Étiquetage environnemental : les nouvelles obligations pour vos textiles publicitaires
Selon la Commission européenne, les vêtements promotionnels vendus dans l’Union devront désormais afficher clairement leur empreinte carbone et leur part de fibres recyclées, dès cet été.

Pour les entreprises bordelaises qui commandent des textiles personnalisés, le sujet ne se limite pas à une étiquette de plus: il déplace la preuve environnementale du discours commercial vers la fiche produit. Reste à vérifier, commande par commande, si le fournisseur sait documenter ces deux indicateurs plutôt que les noyer sous des promesses de « textile responsable ».
L’empreinte carbone devient un critère de sourcing
Un sweat brodé, un t-shirt d’événement ou une veste d’équipe ne pourront plus être évalués seulement sur le grammage, la coupe et le coût du marquage. L’affichage annoncé par l’UE porte sur l’empreinte carbone et sur la proportion de fibres recyclées: deux données distinctes, qu’il ne faut pas confondre.
La présence de fibres recyclées ne suffit pas, à elle seule, à qualifier l’impact global d’un textile. À l’inverse, une empreinte carbone affichée sans indication sur la composition limite la lecture de la matière réellement achetée. Pour un donneur d’ordre, le minimum opérationnel consiste donc à demander ces informations avant validation du BAT et avant lancement de production.

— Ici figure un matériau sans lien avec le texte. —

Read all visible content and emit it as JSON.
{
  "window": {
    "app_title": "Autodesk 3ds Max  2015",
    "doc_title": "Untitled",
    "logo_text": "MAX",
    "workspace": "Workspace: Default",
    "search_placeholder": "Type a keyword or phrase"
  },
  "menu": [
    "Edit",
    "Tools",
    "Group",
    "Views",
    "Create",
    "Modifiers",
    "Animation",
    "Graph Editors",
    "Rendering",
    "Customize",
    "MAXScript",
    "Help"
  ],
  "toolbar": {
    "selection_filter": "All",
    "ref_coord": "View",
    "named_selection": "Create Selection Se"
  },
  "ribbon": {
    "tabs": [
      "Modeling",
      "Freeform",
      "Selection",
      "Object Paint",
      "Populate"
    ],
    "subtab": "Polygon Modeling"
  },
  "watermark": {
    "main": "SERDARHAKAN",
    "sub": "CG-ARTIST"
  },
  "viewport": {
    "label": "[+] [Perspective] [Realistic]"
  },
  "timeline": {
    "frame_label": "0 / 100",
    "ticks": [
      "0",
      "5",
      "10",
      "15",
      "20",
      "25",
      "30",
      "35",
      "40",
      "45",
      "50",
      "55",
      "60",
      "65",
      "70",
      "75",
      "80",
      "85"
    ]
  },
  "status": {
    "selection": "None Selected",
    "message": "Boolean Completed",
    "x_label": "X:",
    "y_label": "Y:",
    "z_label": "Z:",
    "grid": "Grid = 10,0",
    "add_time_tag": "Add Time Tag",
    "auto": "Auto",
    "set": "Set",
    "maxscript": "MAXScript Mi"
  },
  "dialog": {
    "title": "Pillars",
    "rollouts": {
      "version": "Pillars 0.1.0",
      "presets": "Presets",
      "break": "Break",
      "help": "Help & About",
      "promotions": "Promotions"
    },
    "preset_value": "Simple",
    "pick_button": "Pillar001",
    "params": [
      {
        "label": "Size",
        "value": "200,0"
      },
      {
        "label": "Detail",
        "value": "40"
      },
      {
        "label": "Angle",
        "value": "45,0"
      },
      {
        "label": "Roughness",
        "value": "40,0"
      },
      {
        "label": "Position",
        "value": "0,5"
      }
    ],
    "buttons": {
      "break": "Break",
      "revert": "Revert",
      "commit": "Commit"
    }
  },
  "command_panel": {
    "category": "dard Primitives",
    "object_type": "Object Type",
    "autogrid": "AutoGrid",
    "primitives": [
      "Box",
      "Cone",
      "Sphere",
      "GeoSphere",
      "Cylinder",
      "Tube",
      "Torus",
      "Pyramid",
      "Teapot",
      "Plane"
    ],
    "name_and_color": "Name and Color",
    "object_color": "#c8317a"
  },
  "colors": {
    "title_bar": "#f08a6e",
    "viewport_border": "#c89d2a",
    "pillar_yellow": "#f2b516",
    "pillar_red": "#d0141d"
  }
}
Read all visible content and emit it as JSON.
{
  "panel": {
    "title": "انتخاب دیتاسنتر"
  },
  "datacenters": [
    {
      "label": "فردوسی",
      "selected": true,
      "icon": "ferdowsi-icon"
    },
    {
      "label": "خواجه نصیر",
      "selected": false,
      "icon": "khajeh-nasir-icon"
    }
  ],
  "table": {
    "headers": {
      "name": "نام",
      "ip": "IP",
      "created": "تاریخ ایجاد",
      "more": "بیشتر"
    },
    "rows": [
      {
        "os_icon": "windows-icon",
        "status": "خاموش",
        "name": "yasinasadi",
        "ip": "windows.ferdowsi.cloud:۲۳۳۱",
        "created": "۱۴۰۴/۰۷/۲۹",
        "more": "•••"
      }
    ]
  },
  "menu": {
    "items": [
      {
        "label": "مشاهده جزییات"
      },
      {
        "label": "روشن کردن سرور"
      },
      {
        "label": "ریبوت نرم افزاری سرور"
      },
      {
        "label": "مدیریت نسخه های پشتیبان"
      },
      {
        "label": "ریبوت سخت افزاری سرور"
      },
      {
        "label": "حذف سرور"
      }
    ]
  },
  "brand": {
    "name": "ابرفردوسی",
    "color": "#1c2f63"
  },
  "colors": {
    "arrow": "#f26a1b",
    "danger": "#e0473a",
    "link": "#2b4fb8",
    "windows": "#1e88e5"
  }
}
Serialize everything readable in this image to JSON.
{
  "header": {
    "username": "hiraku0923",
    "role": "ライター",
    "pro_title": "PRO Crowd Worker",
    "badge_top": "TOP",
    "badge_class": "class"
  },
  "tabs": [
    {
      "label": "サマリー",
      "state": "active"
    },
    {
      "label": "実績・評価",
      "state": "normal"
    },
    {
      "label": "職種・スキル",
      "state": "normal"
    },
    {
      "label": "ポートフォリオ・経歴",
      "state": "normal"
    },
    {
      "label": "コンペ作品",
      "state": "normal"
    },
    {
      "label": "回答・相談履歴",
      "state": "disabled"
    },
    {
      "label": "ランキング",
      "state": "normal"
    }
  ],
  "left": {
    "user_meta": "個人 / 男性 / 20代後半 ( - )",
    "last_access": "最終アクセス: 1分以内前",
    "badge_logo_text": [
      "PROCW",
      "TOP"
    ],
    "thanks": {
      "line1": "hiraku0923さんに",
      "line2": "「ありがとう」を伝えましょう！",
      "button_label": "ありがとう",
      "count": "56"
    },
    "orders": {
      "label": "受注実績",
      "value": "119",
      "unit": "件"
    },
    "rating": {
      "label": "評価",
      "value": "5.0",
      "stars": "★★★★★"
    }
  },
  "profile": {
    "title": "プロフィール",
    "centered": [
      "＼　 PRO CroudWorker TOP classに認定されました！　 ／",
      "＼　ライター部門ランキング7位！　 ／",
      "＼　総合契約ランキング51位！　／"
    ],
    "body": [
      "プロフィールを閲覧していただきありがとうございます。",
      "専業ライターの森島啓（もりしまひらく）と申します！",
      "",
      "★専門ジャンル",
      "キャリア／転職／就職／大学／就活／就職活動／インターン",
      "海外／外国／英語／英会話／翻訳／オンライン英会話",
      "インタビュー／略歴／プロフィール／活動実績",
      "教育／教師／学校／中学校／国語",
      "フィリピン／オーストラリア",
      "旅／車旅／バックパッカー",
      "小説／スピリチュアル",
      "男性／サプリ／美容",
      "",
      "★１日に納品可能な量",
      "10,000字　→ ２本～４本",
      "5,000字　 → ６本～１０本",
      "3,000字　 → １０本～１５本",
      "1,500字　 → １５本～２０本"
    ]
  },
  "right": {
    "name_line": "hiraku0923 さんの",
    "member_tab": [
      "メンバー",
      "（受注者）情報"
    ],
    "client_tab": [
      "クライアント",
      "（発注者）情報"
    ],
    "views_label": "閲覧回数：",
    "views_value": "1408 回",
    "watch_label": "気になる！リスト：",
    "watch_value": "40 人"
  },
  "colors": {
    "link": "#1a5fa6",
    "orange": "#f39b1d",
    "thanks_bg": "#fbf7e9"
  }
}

Dans les appels d’offres, ces éléments doivent devenir des critères comparables, au même titre que le délai, les tailles disponibles ou la résistance attendue du vêtement. Si un prestataire ne peut pas fournir un affichage clair, l’allégation écologique ne peut pas compenser ce manque de traçabilité.
Attention aux formulations qui évitent les chiffres
Cette évolution cible précisément une faiblesse récurrente du marché des goodies textiles: l’usage d’un vocabulaire vert sans données vérifiables. « Recyclé », « éco-conçu », « coton responsable » ou « faible impact » ne décrivent ni une part de matière recyclée ni une empreinte carbone, tant que les chiffres correspondants ne sont pas accessibles.
La bonne question à poser n’est donc pas: « Ce produit est-il durable? » Elle est plus sèche: quelle empreinte carbone est affichée, quelle part de fibres recyclées est déclarée, et ces informations figurent-elles bien pour le vêtement promotionnel commandé? Sans réponse précise, le risque de greenwashing demeure entier — même lorsque le visuel, le packaging ou l’argumentaire semblent cohérents.
Les équipes achats et communication ont intérêt à conserver ces éléments dans leur dossier fournisseur. Ce n’est pas une garantie générale sur l’ensemble de la chaîne textile; c’est néanmoins un socle de comparaison plus solide que les slogans.
Les tote bags sont aussi sous surveillance
Le contrôle de la matière ne s’arrête pas aux vêtements. Textile Magazine rapporte qu’un organisme de certification prévoit une campagne d’audits surprise afin de vérifier l’intégrité de la chaîne d’approvisionnement des sacs promotionnels en coton biologique. Le tote bag estampillé « bio » reste donc un produit à examiner avec la même rigueur que le textile porté.
Pour les commandes concernées, il faut distinguer l’affirmation marketing de la capacité du fournisseur à démontrer l’intégrité de son sourcing. La certification invoquée doit correspondre au produit et à sa chaîne d’approvisionnement, pas seulement à une promesse générale sur une gamme ou un atelier.
Le verdict pratique est simple: un textile publicitaire dont l’empreinte carbone et la part de fibres recyclées sont clairement affichées part avec un avantage de transparence. Mais le meilleur ratio durabilité/prix reste celui d’un article que l’entreprise peut justifier, que le destinataire garde réellement, et dont les données matière ne disparaissent pas dès qu’on demande une preuve.